To the north of the summit is Chima Rock which faces west from the ridge, offering unobstructed view over the valley. Due to its favorable location and wind characteristics, it is one of the local paragliding launch sites. This area is accessible by vehicle via a concrete access road leading up the ridge to a private antenna site (approximately 300m ASL).

Between the antenna sites and main summit, there is one helipad.

At the bottom of the mountain on its south face is a museum detailing the temple that was once found at this site. There are two stone pagodas, the east one being a reproduction to original specification and the west pagoda under reconstruction. Originally, there was also a wooden pagoda, taller than the two stone pagodas, sited between the two. The museum contains a scale model of the original temple once found on this site, as well as much other information. For more information about this specific site, see Mireuksa.

Refreshment at the peak is often limited to a small gimbap stand, which may not always be operational nor is the gimbap made on site, usually being carried up the mountain Ice cream or other refreshments may be available. Otherwise one has recourse to a few tent stands at the trailheads as well as some well established restaurants at the roadside across from the main park entrance (including a well reputed fresh tofu soup (Sundubu jjigae 순두부 찌개) restaurant).

The mountain site is accessible by car, bus, or taxi from Iksan. It is reachable via bicycle on the smaller, more direct back roads in under an hour. The trails themselves are not rideable.

Parking lots (free of charge) are located at some trail heads, including the A, B, and C courses.

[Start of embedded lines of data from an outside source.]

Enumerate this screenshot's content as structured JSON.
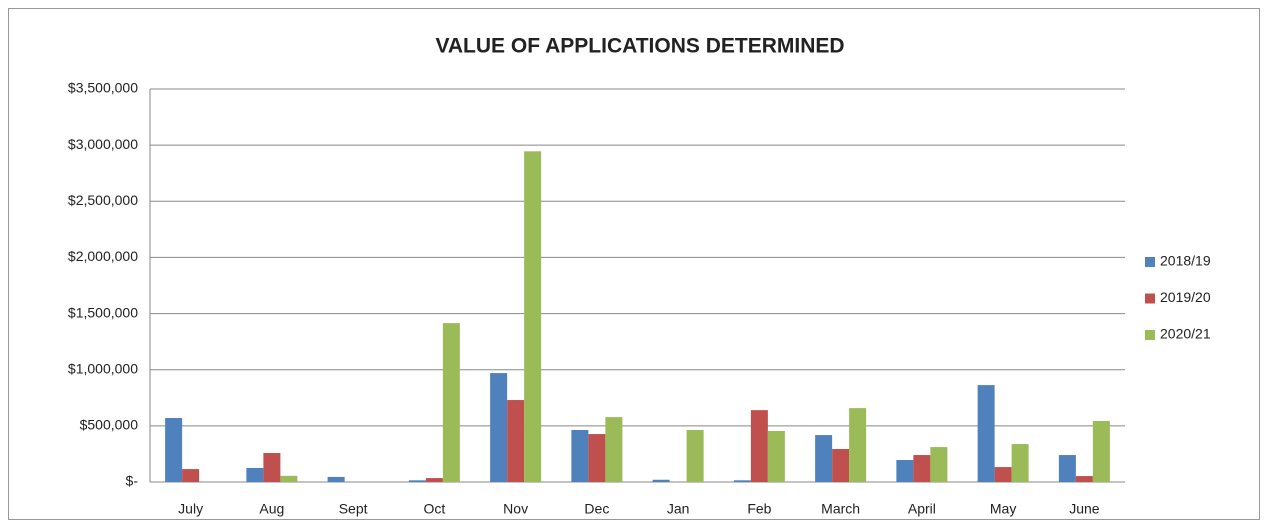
{
  "chart_data": {
    "type": "bar",
    "title": "VALUE OF APPLICATIONS DETERMINED",
    "categories": [
      "July",
      "Aug",
      "Sept",
      "Oct",
      "Nov",
      "Dec",
      "Jan",
      "Feb",
      "March",
      "April",
      "May",
      "June"
    ],
    "series": [
      {
        "name": "2018/19",
        "color": "#4f81bd",
        "values": [
          570000,
          125000,
          45000,
          15000,
          970000,
          463000,
          20000,
          15000,
          418000,
          196000,
          863000,
          240000
        ]
      },
      {
        "name": "2019/20",
        "color": "#c0504d",
        "values": [
          115000,
          258000,
          0,
          35000,
          730000,
          427000,
          0,
          640000,
          294000,
          240000,
          133000,
          53000
        ]
      },
      {
        "name": "2020/21",
        "color": "#9bbb59",
        "values": [
          0,
          55000,
          0,
          1415000,
          2945000,
          578000,
          463000,
          454000,
          658000,
          311000,
          338000,
          543000
        ]
      }
    ],
    "ylim": [
      0,
      3500000
    ],
    "yticks": [
      {
        "value": 0,
        "label": "$-"
      },
      {
        "value": 500000,
        "label": "$500,000"
      },
      {
        "value": 1000000,
        "label": "$1,000,000"
      },
      {
        "value": 1500000,
        "label": "$1,500,000"
      },
      {
        "value": 2000000,
        "label": "$2,000,000"
      },
      {
        "value": 2500000,
        "label": "$2,500,000"
      },
      {
        "value": 3000000,
        "label": "$3,000,000"
      },
      {
        "value": 3500000,
        "label": "$3,500,000"
      }
    ],
    "grid": true,
    "legend": "right"
  }
}
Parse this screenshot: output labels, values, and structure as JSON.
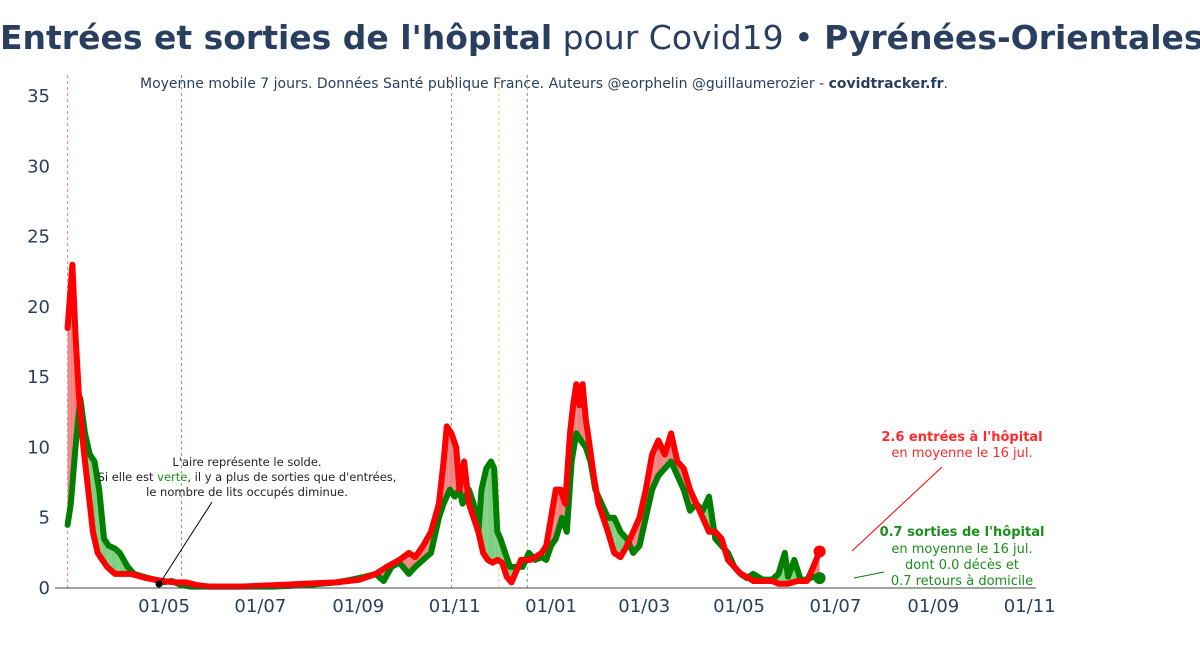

The hiking courses are as follows:

- A -- 1.9 km, from the Jeonbuk Science High School (restroom on site)
- B -- 2.9 km, from the Mireuksaji parking lot (restroom on site)
- B -- 1.2 km, from fresh water spring parking lot (restroom on site) (potable water at spring)
- C -- 2.4 km, from parking lot by sign for Byeol Jang Garden (restroom on site)
- D -- 2 km, from Guryong Village (passes through Saja Temple)
- E -- 2.7 km, from Nangsan below Simgok Temple
- F -- 2.6 km, from Jukchong Village then joining the antenna site access road along the ridge
- G -- 2.5 km, from Jukchong Village, following the seasonal stream along the valley up to the ridge between the summit and antenna site (left to antennas, right to summit, straight to descend via the J course)
- H -- 1.4 km, from 베데스타기도원, passes over mountain fortress
- I -- 1.5 km, from Arirang Pass (connects to Yonghwasan to the east), passes over the mountain fortress
- J -- 2 km, from Woesan Village
- Mireuksan Dullegil -- Start/finish at any of the aforementioned trail head locations, length varies

In the amateur radio award program, Summits On The Air, Mireuksan's unique reference number is HL/JB-168 (being classified as the 168th highest summit in the Jeonbuk Province, according to the program's criteria). As the peak falls between 150 and 499 meters, it is valued at one point for the radio operator who activates the summit, likewise one point for the chaser operator at another location contacting the summit-based operator.